Description of the issue
"Open Source is a tool by which to accomplish NASA's mission"
- How can we increase awareness of what NASA developers (civil servants, contractors, grantees, etc) can/cannot already do to contribute to external (non-NASA) development projects?
- What are the differences between contributing minimal / incremental changes / bug fixes vs. new features (as per NPR 2210.01)? And, who makes this decision?
- What lessons learned / best practices can be drawn from current NASA open source development “pathfinder” projects (and can these be applied “generally”)?
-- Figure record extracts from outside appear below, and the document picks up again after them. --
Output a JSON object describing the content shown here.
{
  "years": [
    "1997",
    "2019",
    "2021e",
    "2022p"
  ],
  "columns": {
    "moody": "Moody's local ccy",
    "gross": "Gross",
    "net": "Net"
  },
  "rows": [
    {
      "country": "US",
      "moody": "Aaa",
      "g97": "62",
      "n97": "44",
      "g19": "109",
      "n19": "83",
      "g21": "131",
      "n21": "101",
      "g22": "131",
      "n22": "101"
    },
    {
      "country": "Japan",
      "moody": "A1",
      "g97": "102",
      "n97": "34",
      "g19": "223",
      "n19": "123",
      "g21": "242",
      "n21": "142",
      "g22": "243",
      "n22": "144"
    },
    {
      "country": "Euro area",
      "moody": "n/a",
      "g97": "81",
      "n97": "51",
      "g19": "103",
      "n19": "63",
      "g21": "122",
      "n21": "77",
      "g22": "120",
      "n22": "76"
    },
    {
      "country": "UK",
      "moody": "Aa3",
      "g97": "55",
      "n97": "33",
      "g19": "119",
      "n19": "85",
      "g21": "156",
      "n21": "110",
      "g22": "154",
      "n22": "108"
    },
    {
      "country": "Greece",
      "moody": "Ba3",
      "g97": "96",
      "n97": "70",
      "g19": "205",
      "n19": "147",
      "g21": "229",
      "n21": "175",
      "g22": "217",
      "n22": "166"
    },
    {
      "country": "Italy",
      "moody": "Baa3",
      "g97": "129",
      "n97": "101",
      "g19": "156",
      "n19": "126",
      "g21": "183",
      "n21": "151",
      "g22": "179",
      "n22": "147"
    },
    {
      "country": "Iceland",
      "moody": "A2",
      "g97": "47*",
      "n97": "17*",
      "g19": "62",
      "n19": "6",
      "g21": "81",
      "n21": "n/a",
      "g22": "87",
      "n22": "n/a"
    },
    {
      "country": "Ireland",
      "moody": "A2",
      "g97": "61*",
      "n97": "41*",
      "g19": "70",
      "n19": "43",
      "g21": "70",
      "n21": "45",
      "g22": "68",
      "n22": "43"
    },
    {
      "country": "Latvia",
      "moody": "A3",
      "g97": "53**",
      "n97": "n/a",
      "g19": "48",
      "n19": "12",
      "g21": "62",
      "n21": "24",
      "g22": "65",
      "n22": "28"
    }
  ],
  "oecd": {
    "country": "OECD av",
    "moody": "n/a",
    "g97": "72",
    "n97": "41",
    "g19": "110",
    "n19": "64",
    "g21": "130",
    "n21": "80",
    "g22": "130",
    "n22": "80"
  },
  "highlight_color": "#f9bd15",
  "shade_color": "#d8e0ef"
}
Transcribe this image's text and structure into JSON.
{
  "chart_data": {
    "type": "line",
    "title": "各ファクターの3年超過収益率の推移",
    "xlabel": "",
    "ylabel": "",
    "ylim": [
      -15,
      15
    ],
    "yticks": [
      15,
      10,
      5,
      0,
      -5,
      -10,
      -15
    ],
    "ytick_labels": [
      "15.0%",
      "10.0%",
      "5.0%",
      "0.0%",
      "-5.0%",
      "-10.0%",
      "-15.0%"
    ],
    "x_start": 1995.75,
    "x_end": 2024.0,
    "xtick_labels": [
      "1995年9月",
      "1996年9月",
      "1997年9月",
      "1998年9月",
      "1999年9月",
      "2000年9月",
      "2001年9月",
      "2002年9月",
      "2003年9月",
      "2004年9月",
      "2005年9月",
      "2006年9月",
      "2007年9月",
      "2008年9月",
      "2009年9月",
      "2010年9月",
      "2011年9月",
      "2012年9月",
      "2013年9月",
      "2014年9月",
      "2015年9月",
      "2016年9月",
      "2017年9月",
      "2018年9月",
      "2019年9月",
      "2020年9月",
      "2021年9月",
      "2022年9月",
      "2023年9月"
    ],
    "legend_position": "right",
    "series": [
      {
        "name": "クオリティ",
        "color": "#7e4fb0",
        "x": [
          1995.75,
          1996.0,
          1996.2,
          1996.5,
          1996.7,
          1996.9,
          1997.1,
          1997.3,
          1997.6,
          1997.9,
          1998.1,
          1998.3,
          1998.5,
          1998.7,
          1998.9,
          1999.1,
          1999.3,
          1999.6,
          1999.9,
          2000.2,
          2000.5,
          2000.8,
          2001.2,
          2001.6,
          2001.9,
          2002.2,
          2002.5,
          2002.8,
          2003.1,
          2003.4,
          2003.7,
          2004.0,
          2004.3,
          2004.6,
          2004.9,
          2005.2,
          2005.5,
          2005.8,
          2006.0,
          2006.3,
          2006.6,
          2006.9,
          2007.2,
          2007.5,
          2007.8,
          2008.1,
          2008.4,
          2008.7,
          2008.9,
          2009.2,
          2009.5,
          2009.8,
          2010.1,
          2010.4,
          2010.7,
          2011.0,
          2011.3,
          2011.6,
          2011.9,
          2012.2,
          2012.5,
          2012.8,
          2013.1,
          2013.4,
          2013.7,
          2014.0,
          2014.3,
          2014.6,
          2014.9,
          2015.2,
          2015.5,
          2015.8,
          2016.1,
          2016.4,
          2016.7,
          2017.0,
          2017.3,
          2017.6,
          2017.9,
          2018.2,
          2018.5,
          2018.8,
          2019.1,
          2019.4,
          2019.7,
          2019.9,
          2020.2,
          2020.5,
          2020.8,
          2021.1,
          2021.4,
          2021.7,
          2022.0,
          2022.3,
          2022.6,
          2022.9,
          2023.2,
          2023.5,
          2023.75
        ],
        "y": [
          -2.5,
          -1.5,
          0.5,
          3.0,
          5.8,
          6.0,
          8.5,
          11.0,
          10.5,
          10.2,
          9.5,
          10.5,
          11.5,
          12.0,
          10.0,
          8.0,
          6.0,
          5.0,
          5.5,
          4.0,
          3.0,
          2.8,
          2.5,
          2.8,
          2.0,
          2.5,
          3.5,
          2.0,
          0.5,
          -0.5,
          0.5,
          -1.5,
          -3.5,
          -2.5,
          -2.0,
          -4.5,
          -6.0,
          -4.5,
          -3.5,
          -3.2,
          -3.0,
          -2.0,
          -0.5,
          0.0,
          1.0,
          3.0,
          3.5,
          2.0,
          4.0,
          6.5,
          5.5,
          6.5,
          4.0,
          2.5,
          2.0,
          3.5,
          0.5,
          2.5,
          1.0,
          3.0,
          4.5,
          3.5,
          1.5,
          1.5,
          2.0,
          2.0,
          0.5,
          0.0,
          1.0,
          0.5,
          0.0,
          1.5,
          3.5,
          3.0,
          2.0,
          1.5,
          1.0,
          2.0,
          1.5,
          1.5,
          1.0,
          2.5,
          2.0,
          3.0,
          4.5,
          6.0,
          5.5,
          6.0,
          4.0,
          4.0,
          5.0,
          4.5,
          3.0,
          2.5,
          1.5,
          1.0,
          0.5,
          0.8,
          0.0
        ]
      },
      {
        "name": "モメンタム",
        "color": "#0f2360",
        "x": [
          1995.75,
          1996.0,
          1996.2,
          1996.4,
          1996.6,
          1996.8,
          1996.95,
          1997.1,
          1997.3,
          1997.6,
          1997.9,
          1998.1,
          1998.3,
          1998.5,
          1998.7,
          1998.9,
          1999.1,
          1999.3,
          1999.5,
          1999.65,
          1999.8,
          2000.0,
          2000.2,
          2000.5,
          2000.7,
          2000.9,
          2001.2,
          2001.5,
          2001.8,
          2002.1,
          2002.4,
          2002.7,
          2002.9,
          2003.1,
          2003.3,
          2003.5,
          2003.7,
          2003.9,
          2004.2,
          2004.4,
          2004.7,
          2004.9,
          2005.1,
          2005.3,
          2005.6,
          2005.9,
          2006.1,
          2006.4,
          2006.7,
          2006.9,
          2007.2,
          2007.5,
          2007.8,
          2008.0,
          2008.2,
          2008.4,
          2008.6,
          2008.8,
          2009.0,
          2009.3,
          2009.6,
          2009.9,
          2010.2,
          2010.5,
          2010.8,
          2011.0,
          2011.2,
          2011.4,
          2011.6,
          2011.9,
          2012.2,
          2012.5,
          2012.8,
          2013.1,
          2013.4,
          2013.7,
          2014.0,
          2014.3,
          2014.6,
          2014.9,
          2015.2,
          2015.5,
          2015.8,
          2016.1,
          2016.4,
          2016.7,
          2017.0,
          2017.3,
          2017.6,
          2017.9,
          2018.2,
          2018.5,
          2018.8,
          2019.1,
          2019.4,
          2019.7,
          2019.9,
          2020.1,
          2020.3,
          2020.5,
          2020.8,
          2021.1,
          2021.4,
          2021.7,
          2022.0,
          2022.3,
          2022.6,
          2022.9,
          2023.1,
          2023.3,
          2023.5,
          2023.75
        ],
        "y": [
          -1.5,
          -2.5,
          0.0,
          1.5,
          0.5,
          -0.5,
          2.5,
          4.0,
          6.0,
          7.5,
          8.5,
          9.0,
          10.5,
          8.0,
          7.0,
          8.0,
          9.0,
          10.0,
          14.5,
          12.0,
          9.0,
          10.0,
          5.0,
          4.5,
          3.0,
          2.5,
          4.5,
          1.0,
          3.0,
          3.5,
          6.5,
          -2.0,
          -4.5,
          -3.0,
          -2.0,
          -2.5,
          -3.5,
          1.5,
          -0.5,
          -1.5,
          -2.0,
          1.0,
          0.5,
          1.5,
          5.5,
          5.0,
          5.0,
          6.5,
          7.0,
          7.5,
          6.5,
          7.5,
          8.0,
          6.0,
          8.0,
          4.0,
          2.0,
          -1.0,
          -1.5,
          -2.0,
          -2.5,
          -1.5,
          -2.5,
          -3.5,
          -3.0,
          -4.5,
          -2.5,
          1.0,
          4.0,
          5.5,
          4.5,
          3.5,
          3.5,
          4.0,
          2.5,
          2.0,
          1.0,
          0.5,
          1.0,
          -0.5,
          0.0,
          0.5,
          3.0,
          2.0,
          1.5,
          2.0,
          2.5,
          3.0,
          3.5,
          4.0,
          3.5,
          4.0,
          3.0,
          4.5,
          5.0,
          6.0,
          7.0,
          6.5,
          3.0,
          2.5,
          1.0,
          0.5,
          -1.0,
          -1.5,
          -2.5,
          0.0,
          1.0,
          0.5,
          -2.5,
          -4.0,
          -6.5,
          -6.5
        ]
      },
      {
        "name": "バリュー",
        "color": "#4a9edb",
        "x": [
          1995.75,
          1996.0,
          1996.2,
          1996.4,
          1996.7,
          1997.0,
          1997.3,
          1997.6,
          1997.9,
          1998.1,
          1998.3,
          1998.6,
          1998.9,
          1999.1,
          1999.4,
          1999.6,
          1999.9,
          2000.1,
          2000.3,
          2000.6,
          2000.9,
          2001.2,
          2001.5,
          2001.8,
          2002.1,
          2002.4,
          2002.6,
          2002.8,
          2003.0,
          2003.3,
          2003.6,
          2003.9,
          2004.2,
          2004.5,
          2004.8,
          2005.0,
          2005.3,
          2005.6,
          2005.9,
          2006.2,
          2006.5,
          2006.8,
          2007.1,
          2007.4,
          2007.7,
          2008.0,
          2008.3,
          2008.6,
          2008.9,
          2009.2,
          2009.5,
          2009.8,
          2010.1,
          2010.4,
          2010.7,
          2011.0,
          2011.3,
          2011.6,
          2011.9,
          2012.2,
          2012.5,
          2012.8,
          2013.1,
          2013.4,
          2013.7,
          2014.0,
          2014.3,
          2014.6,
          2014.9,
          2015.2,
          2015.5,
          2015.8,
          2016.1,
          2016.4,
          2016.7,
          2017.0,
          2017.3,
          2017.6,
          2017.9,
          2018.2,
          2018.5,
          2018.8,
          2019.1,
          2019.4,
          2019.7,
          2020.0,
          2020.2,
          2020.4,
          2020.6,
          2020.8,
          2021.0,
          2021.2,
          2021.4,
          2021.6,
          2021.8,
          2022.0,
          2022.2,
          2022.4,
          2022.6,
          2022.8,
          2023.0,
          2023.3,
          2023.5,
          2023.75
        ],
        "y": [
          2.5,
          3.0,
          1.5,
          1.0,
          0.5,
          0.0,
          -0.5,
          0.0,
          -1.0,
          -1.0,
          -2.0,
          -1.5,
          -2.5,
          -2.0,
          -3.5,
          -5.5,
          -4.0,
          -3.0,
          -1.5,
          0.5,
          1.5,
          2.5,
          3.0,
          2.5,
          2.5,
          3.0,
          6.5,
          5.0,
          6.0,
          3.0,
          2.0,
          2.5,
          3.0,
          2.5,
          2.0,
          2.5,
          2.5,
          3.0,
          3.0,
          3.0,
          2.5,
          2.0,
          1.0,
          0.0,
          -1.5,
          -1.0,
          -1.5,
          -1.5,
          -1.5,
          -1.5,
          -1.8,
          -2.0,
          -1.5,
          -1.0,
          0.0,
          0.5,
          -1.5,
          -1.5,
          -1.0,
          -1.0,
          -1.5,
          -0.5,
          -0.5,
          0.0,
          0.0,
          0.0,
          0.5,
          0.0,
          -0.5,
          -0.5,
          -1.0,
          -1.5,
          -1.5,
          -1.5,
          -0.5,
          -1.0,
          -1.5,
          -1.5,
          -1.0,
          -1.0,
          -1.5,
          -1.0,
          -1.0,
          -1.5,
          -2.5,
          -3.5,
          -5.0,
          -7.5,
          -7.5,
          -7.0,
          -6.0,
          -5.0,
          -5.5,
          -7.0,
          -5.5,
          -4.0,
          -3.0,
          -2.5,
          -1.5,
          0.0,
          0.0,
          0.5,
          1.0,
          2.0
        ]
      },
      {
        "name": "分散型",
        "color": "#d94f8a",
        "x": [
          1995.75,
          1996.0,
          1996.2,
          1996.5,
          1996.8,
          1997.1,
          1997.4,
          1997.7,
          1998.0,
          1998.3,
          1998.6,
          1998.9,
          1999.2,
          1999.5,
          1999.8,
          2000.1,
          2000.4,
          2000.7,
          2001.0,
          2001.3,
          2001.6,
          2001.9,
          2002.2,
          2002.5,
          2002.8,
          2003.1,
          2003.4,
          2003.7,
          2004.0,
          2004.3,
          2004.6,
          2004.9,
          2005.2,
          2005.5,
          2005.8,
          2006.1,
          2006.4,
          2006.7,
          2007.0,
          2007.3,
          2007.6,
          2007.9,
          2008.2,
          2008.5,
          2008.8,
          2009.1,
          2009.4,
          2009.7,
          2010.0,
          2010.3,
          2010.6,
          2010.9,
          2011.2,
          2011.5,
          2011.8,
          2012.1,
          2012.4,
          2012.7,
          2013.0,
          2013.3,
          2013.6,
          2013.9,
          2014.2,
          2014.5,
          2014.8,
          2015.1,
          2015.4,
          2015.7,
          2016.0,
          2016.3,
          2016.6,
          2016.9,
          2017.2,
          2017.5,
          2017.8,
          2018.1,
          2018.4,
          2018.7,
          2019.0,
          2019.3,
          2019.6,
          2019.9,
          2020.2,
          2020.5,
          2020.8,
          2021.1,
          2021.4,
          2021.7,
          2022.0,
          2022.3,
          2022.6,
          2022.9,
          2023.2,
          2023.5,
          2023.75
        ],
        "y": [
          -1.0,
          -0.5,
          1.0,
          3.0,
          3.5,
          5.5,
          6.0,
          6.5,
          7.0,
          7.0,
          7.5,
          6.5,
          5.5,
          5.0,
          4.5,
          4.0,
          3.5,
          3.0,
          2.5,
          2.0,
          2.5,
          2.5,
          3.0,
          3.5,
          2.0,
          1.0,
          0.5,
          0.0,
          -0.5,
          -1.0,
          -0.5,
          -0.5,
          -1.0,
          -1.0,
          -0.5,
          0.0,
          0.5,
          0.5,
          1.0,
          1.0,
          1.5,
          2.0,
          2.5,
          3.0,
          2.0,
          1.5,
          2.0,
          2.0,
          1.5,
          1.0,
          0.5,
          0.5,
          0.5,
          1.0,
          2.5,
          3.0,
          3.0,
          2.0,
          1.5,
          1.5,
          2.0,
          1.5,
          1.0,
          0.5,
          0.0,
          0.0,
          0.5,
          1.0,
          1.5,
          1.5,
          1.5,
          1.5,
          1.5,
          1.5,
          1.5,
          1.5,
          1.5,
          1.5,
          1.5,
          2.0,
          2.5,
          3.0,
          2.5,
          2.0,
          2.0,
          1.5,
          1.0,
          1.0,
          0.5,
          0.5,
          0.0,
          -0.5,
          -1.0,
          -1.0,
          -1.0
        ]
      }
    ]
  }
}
- What is (should be) the policy of NASA workforce (civil servants, contractors, etc.) contributing in their off-hours? How do you handle / treat situations where people work off-hours on things that derive directly, or are inspired, by what they worked on during the day (during official hours)?
- Any new policy needs to be written as simple as possible, so that it is understandable!
- This sort of thing needs to take into account things like Fair Labor Standards Act (non-exempt people have to be compensated for “work”) and “shop-rights” to inventions, etc. Someone may be perfectly happy toiling at home on their own time, but their employer may think otherwise (esp for NASA contractors).
Proposed Solution #1: Clarify existing policy and/or restrictions on contributing to open source projects
Given the issues stated in the description and a general sense of confusion, and a prevailing attitude of “asking forgiveness is easier than asking permission”, NASA needs to clarify what the existing policy means for software developers who are--or wish to be--contributing to open source software currently. Publish this information prominently online and make it widely available. Simple, unambiguous language without a lot of caveats is critical.
Proposed Solution #2: Agency-wide blanket authorization covering contributions to external Open Source Software
Moving forward from solution #1, the Agency could create a blanket agreement permitting contributions to open source projects. This would be greatly preferable to having one-off contributor agreements for individual projects/contributions.
- This may require an incremental implementation given current contract language, contractor agreements, etc.